Egal, der erste Weg ging direkt in den einzigen Laden, der mein Interesse weckte, der von Fred Perry. Ich bin wirklich kein Markenjunky, aber die Poloshirts dieser Marke begleiten mich nun schon das halbe Leben und ich trage meine ersten Freds noch heute regelmäßig. Die Dinger sind zwar – sagen wir mal – preislich nicht ganz das unterste Segment… aber dafür zeitlos und nicht kaputt zu bekommen. Außerdem sind sie cooler als Lacoste und Co. und sie machen immer einen perfekten, schlanken Fuß. Ich schwöre darauf. Wenn Piquet-Hämdle, dann nur Fred Perry. Leider ist mir immer noch nicht klar, warum diese Marke Kultstatus sowohl bei den glazköpfigen Irren namens Skins als auch bei unseren homophilen Freunden aus dem Glockenbach hat. Irgendwie beißt sich das und ich zähle mich zu keiner der beiden Fraktionen. Scheinbar ist Fred Perry auch DIE Marke für intelektuelle Größstädter mit Freude an Kunst, Kultur und gehobener Gastronomie. So würde zumindest ich mich als Zielgruppe beschreiben.

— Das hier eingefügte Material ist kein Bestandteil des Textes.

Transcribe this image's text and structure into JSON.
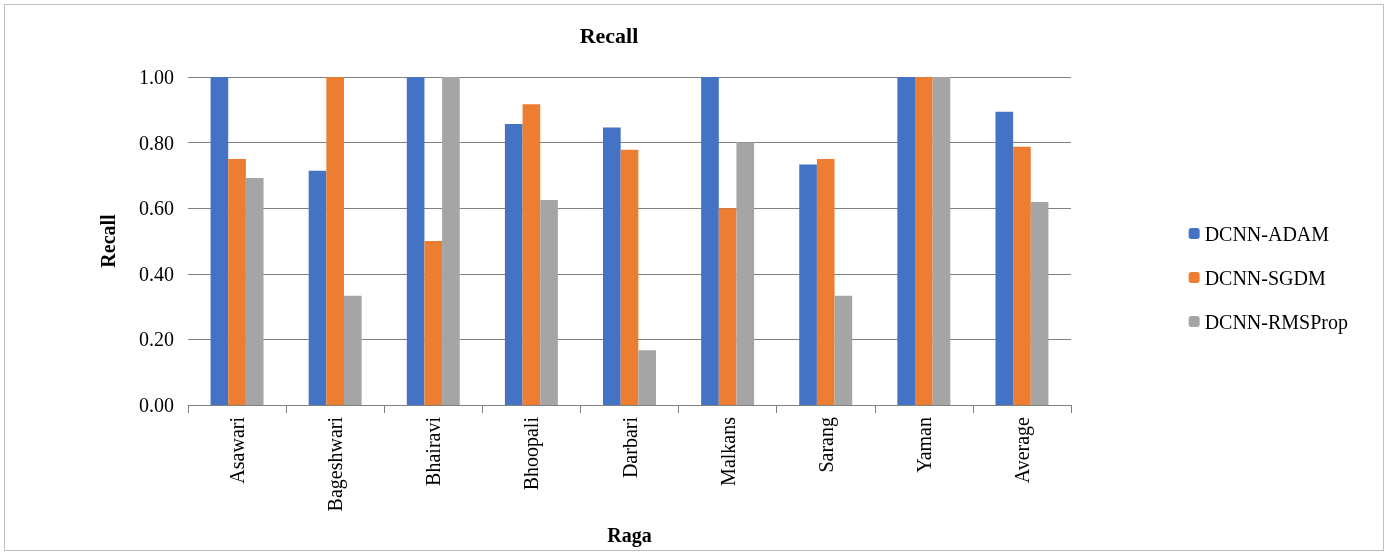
{
  "chart_data": {
    "type": "bar",
    "title": "Recall",
    "xlabel": "Raga",
    "ylabel": "Recall",
    "categories": [
      "Asawari",
      "Bageshwari",
      "Bhairavi",
      "Bhoopali",
      "Darbari",
      "Malkans",
      "Sarang",
      "Yaman",
      "Average"
    ],
    "series": [
      {
        "name": "DCNN-ADAM",
        "color": "#4472c4",
        "values": [
          1.0,
          0.714,
          1.0,
          0.857,
          0.846,
          1.0,
          0.733,
          1.0,
          0.894
        ]
      },
      {
        "name": "DCNN-SGDM",
        "color": "#ed7d31",
        "values": [
          0.75,
          1.0,
          0.5,
          0.917,
          0.778,
          0.6,
          0.75,
          1.0,
          0.787
        ]
      },
      {
        "name": "DCNN-RMSProp",
        "color": "#a5a5a5",
        "values": [
          0.692,
          0.333,
          1.0,
          0.625,
          0.167,
          0.8,
          0.333,
          1.0,
          0.619
        ]
      }
    ],
    "ylim": [
      0,
      1
    ],
    "yticks": [
      {
        "value": 0,
        "label": "0.00"
      },
      {
        "value": 0.2,
        "label": "0.20"
      },
      {
        "value": 0.4,
        "label": "0.40"
      },
      {
        "value": 0.6,
        "label": "0.60"
      },
      {
        "value": 0.8,
        "label": "0.80"
      },
      {
        "value": 1,
        "label": "1.00"
      }
    ],
    "grid": "y",
    "legend": "right"
  }
}
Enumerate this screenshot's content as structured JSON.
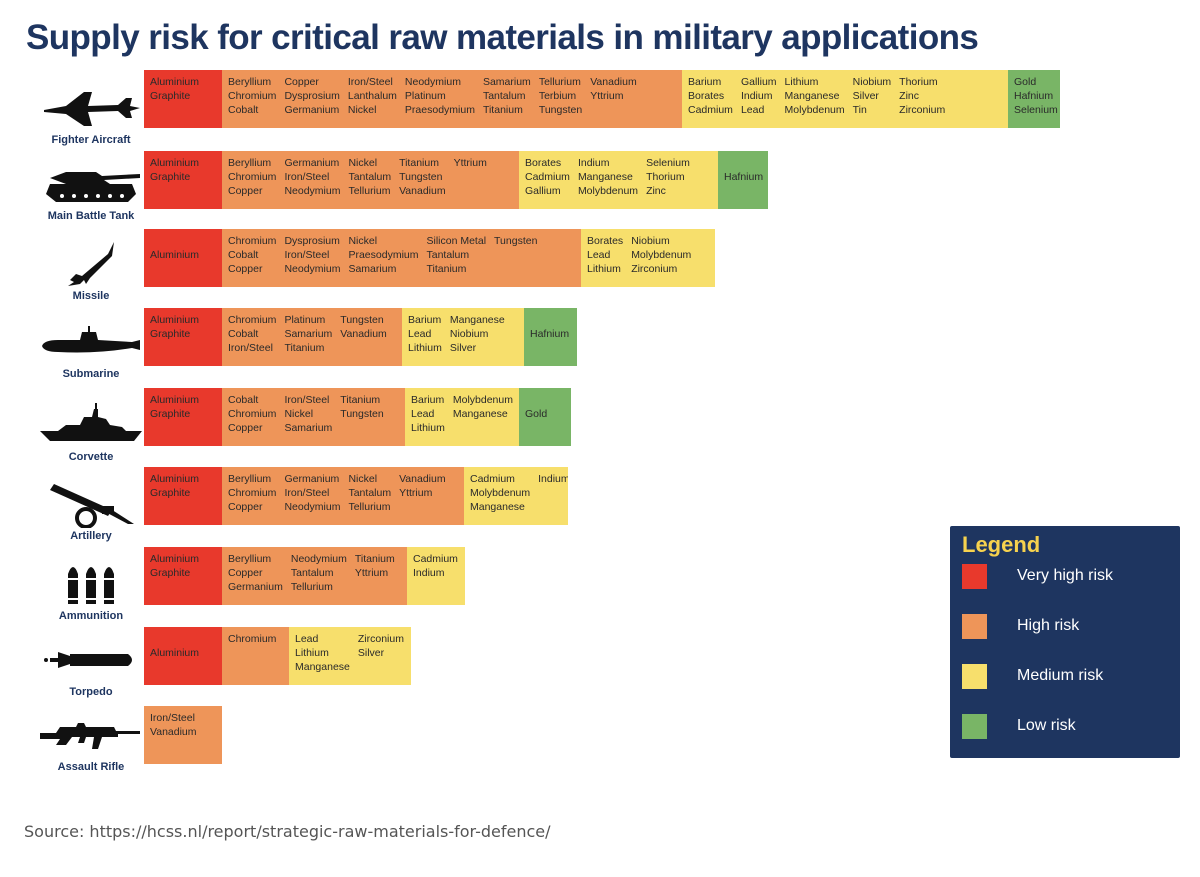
{
  "title": "Supply risk for critical raw materials in military applications",
  "source": "Source: https://hcss.nl/report/strategic-raw-materials-for-defence/",
  "colors": {
    "very_high": "#e8392c",
    "high": "#ee9559",
    "medium": "#f7df6c",
    "low": "#79b566"
  },
  "legend": {
    "title": "Legend",
    "items": [
      {
        "label": "Very high risk",
        "color": "#e8392c"
      },
      {
        "label": "High risk",
        "color": "#ee9559"
      },
      {
        "label": "Medium risk",
        "color": "#f7df6c"
      },
      {
        "label": "Low risk",
        "color": "#79b566"
      }
    ]
  },
  "chart_data": {
    "type": "table",
    "title": "Supply risk for critical raw materials in military applications",
    "risk_levels": [
      "Very high risk",
      "High risk",
      "Medium risk",
      "Low risk"
    ],
    "platforms": [
      {
        "name": "Fighter Aircraft",
        "icon": "fighter-aircraft-icon",
        "risk": {
          "very_high": [
            [
              "Aluminium",
              "Graphite"
            ]
          ],
          "high": [
            [
              "Beryllium",
              "Chromium",
              "Cobalt"
            ],
            [
              "Copper",
              "Dysprosium",
              "Germanium"
            ],
            [
              "Iron/Steel",
              "Lanthalum",
              "Nickel"
            ],
            [
              "Neodymium",
              "Platinum",
              "Praesodymium"
            ],
            [
              "Samarium",
              "Tantalum",
              "Titanium"
            ],
            [
              "Tellurium",
              "Terbium",
              "Tungsten"
            ],
            [
              "Vanadium",
              "Yttrium"
            ]
          ],
          "medium": [
            [
              "Barium",
              "Borates",
              "Cadmium"
            ],
            [
              "Gallium",
              "Indium",
              "Lead"
            ],
            [
              "Lithium",
              "Manganese",
              "Molybdenum"
            ],
            [
              "Niobium",
              "Silver",
              "Tin"
            ],
            [
              "Thorium",
              "Zinc",
              "Zirconium"
            ]
          ],
          "low": [
            [
              "Gold",
              "Hafnium",
              "Selenium"
            ]
          ]
        }
      },
      {
        "name": "Main Battle Tank",
        "icon": "tank-icon",
        "risk": {
          "very_high": [
            [
              "Aluminium",
              "Graphite"
            ]
          ],
          "high": [
            [
              "Beryllium",
              "Chromium",
              "Copper"
            ],
            [
              "Germanium",
              "Iron/Steel",
              "Neodymium"
            ],
            [
              "Nickel",
              "Tantalum",
              "Tellurium"
            ],
            [
              "Titanium",
              "Tungsten",
              "Vanadium"
            ],
            [
              "Yttrium"
            ]
          ],
          "medium": [
            [
              "Borates",
              "Cadmium",
              "Gallium"
            ],
            [
              "Indium",
              "Manganese",
              "Molybdenum"
            ],
            [
              "Selenium",
              "Thorium",
              "Zinc"
            ]
          ],
          "low": [
            [
              "Hafnium"
            ]
          ]
        }
      },
      {
        "name": "Missile",
        "icon": "missile-icon",
        "risk": {
          "very_high": [
            [
              "Aluminium"
            ]
          ],
          "high": [
            [
              "Chromium",
              "Cobalt",
              "Copper"
            ],
            [
              "Dysprosium",
              "Iron/Steel",
              "Neodymium"
            ],
            [
              "Nickel",
              "Praesodymium",
              "Samarium"
            ],
            [
              "Silicon Metal",
              "Tantalum",
              "Titanium"
            ],
            [
              "Tungsten"
            ]
          ],
          "medium": [
            [
              "Borates",
              "Lead",
              "Lithium"
            ],
            [
              "Niobium",
              "Molybdenum",
              "Zirconium"
            ]
          ],
          "low": []
        }
      },
      {
        "name": "Submarine",
        "icon": "submarine-icon",
        "risk": {
          "very_high": [
            [
              "Aluminium",
              "Graphite"
            ]
          ],
          "high": [
            [
              "Chromium",
              "Cobalt",
              "Iron/Steel"
            ],
            [
              "Platinum",
              "Samarium",
              "Titanium"
            ],
            [
              "Tungsten",
              "Vanadium"
            ]
          ],
          "medium": [
            [
              "Barium",
              "Lead",
              "Lithium"
            ],
            [
              "Manganese",
              "Niobium",
              "Silver"
            ]
          ],
          "low": [
            [
              "Hafnium"
            ]
          ]
        }
      },
      {
        "name": "Corvette",
        "icon": "corvette-icon",
        "risk": {
          "very_high": [
            [
              "Aluminium",
              "Graphite"
            ]
          ],
          "high": [
            [
              "Cobalt",
              "Chromium",
              "Copper"
            ],
            [
              "Iron/Steel",
              "Nickel",
              "Samarium"
            ],
            [
              "Titanium",
              "Tungsten"
            ]
          ],
          "medium": [
            [
              "Barium",
              "Lead",
              "Lithium"
            ],
            [
              "Molybdenum",
              "Manganese"
            ]
          ],
          "low": [
            [
              "Gold"
            ]
          ]
        }
      },
      {
        "name": "Artillery",
        "icon": "artillery-icon",
        "risk": {
          "very_high": [
            [
              "Aluminium",
              "Graphite"
            ]
          ],
          "high": [
            [
              "Beryllium",
              "Chromium",
              "Copper"
            ],
            [
              "Germanium",
              "Iron/Steel",
              "Neodymium"
            ],
            [
              "Nickel",
              "Tantalum",
              "Tellurium"
            ],
            [
              "Vanadium",
              "Yttrium"
            ]
          ],
          "medium": [
            [
              "Cadmium",
              "Molybdenum",
              "Manganese"
            ],
            [
              "Indium"
            ]
          ],
          "low": []
        }
      },
      {
        "name": "Ammunition",
        "icon": "ammunition-icon",
        "risk": {
          "very_high": [
            [
              "Aluminium",
              "Graphite"
            ]
          ],
          "high": [
            [
              "Beryllium",
              "Copper",
              "Germanium"
            ],
            [
              "Neodymium",
              "Tantalum",
              "Tellurium"
            ],
            [
              "Titanium",
              "Yttrium"
            ]
          ],
          "medium": [
            [
              "Cadmium",
              "Indium"
            ]
          ],
          "low": []
        }
      },
      {
        "name": "Torpedo",
        "icon": "torpedo-icon",
        "risk": {
          "very_high": [
            [
              "Aluminium"
            ]
          ],
          "high": [
            [
              "Chromium"
            ]
          ],
          "medium": [
            [
              "Lead",
              "Lithium",
              "Manganese"
            ],
            [
              "Zirconium",
              "Silver"
            ]
          ],
          "low": []
        }
      },
      {
        "name": "Assault Rifle",
        "icon": "assault-rifle-icon",
        "risk": {
          "very_high": [],
          "high": [
            [
              "Iron/Steel",
              "Vanadium"
            ]
          ],
          "medium": [],
          "low": []
        }
      }
    ]
  }
}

Daher war ich mehr als begeistert, endlich einen Laden gefunden zu haben, der nicht nur eine Riesenauswahl an Polohemden hat, nein, auch Sneaker und sonstige Accessoires (sehr selten auch in München zu bekommen!) sind hier erhältlich. Und dass alles zu einem absoluten Schnäppchenpreis. Ich brauche wohl nicht zu erwähnen, dass ich hier einer der ganz, ganz seltenen Momente hatte, bei denen mir das Einkaufen von Kleidung Spaß machte und mich vielleicht sogar zu einem leichten Kaufrausch hinreißen ließ. Der Konjunktur und dem Verkäufer bei Freddy wirds gefallen haben. Meiner Kreditkarte nicht. Egal, der Stapel Hemden wird ja wieder 10 Jahre halten und im Laufe der Zeit die ganz eigene Fred Perry Patina bekommen und so nur noch wertvoller für den Träger werden.
Der Laden wird mich nicht zum letzten Mal gesehen haben. Wir haben danach noch andere Läden wie Helly Hansen, Falke und ich weiß nicht mehr was angeschaut. Da ich aber wegen der Reizüberflutung, der ich mich im ersten Shop ausgesetzt hatte, für weitere Konusumansprache nicht mehr zugänglich und mein Taschengeld für den Tag schon mehr als überzogen war, gingen all die anderen Schnäppchen der weiteren Läden, die wir besuchten, im Tunnelblick unter. Für den nächsten Besuch im Ingolstadt Village (wird wohl dann sein, wenn Fred Perry die Winterkollektion auspackt), werde ich mir aber ganz fest vor nehmen, auch die anderen Läden gebührend zu würdigen. Aber mal ehrlich, wer braucht schon ein T-Shirt von Allerweltsmarken wie Helly Hansen, Strellson oder Hallhuber, wenn er THE Brand für nen symbolischen Apfel und Ei erwerben kann?